Я - Русский офицер! - страница 21

стр.

Несколько раз подряд Фикса затянулся, словно обдумывая план своих действий и, втянув последний раз табачный дым, бросил окурок на пол. К своему удивлению он услышал, что окурок упал с каким-то странным шипением. Приглядевшись, Фикса увидел, что черная вода залила половину камеры. При свете тусклой лампочки и света исходившего из маленького окна, он увидел вздувшиеся трупы крыс, которые плавали на поверхности, словно рыбацкие поплавки. Вперемешку с крысами на поверхности прорисовывались странные колбаски цилиндрической формы.

— Говно, говно, это же говно! — заорал он и, дотянувшись с настила до двери, стукнул в неё ногой.
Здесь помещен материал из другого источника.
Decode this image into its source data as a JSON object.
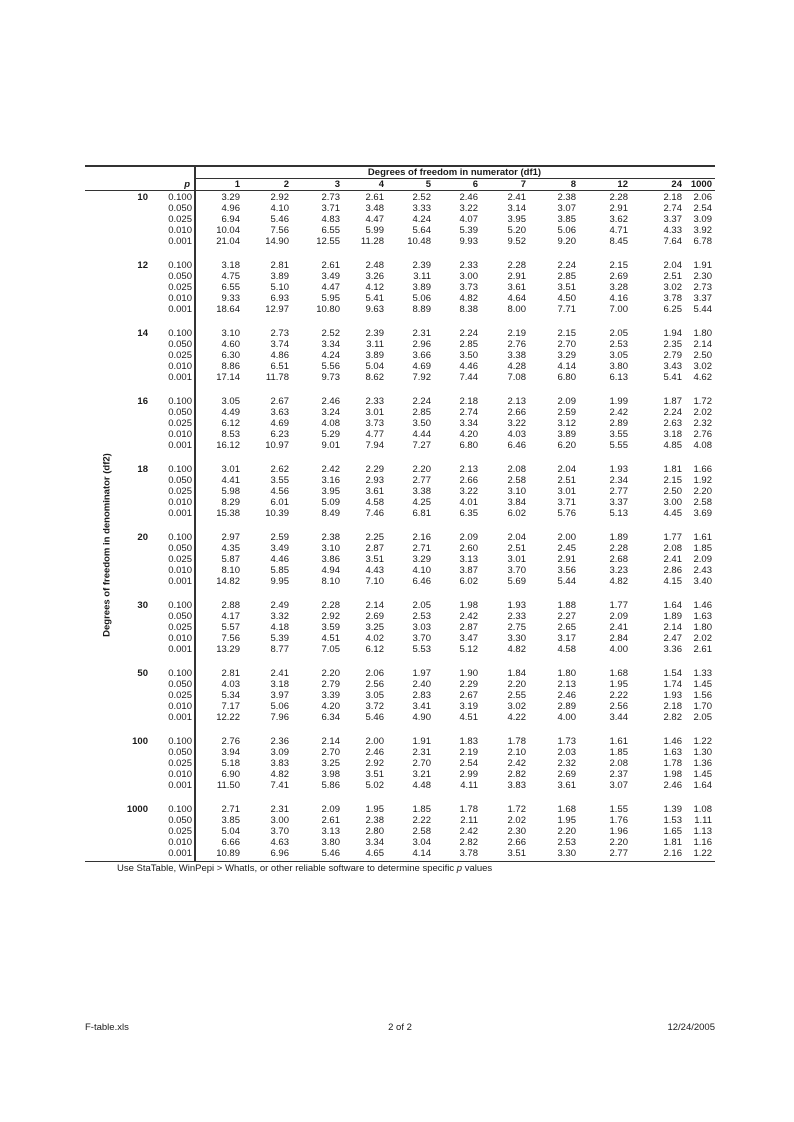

Ботинок без шнурков, сорвался с ноги и, хлюпнув, упал в воду, добровольно присоединясь к дохлым крысам и человеческому дерьму, влившись в их зловонный коллектив.

— Сука, сука, сука!!! — заорал взбешенный Фикса.

В этот момент, что-то заурчало, захлюпало и, вглядевшись в темный угол камеры, Сашка заметил, как из разбитого чугунного стояка тюремной канализации вывалились новые порции свежего человеческого дерьма, которое тут же поплыло по камере.

— Суки, суки, хорош срать! — заорал он и, сняв оставшийся ботинок, стал неистово стучать им в стену, надеясь что его кто-то услышит.

Лежавший на настиле майор Краснов вновь застонал, и сквозь стон, сквозь какой-то гортанный хрип еле прошептал:

— Пить, пить…

Фикса вновь закурил, стараясь осмыслить сложившуюся ситуацию. В голове была только одна мысль, она крутилась, словно акробат на перекладине, не давая его разуму покоя. Валеркин отец и он… Это было каким-то сном, какой-то страшной шуткой его воровской судьбы.

До крана с холодной и чистой водой было всего два метра. Она текла фактически не переставая, но чтобы достать её, чтобы утолить свою жажду и спасти отца этого «ботаника» и хлюпика Валерки Краснова, нужно было сейчас вступить своей ногой в это дерьмо, которое плавало по всей камере. Представив себя по колено в вонючем говне, Фиксу даже стошнило. Он вскочил и, встав на четвереньки на краю настила, стал блевать, возвращая скудную тюремную баланду. Рвотные спазмы стали вырывать из него куски кишек, остатки тюремной пайки, и то жалкое количество желудочного сока, который еще не успел переварить скудную пищу. Его сердце в этот миг колотилось в бешеном ритме, и, не смотря на жуткий холод, обосновавшийся в этой камере, его пробил пот.

— Пить, пить… — вновь простонал майор Краснов.

И этот его стон еще больше натягивал Фиксины душевные струны. Сейчас он мог попросту отвернуться от него, мог отказать в помощи и даже задушить этого побитого вертухаями майора. Он мог вообще не обращать на него никакого внимания.

Пусть дохнет… Пусть себе дохнет, ведь он, без пяти минут вор в законе знал, что ни местная Каторжане, ни его блатные кореша, никогда не осудили бы его за этот поступок. С другой стороны — как же Валерка!? Хоть он и был его враг детства, хоть он и увел у него самую красивую девушку на свете — Ленку, все же, в душе Сашки Фескина, в его сердце было то, что толкало его к этому крану с водой, не смотря даже на плавающие по камере человеческие фекалии.

Фикса знал, что на смоленском централе есть такая хата, где жажда и голод ломали человека, заставляя его опускаться не только в дерьмо, но и духом, и подписывать то, что гарантировало арестанту глоток свежего воздуха, да чистой воды. Сашка не знал, да, наверное, не верил, что сам может угодить в это место, и это как назло свершилось.

— Пить, — чуть тише простонал майор, и Фикса понял, что сейчас время пошло уже на минуты.

Взяв в руки лежащую на настиле пустую консервную банку, он уверенно закатал свои штаны и, противясь этому всей душей, стал медленно опускать ногу в эту зловонную жижу. Вновь рвота подкатила к его горлу, вновь спазмы начали выворачивать его кишки наизнанку, но Фикса усилием воли уверенно опускал и опускал в это вонючее дерьмо свою ногу все глубже и глубже. Ощутив голой пяткой дно, он встал и почувствовал, как стародавние и уже разложившиеся человеческие испражнения, словно глина скользнули меж его пальцев.

— Суки! — заорал он от пробившегося на волю психоза, резко опустил вторую ногу, как бы желая доказать, что даже это вонючее дерьмо, эти вздувшиеся тела дохлых крыс не смогут удержать его от поистине праведного поступка и сломить его волю настоящего жигана.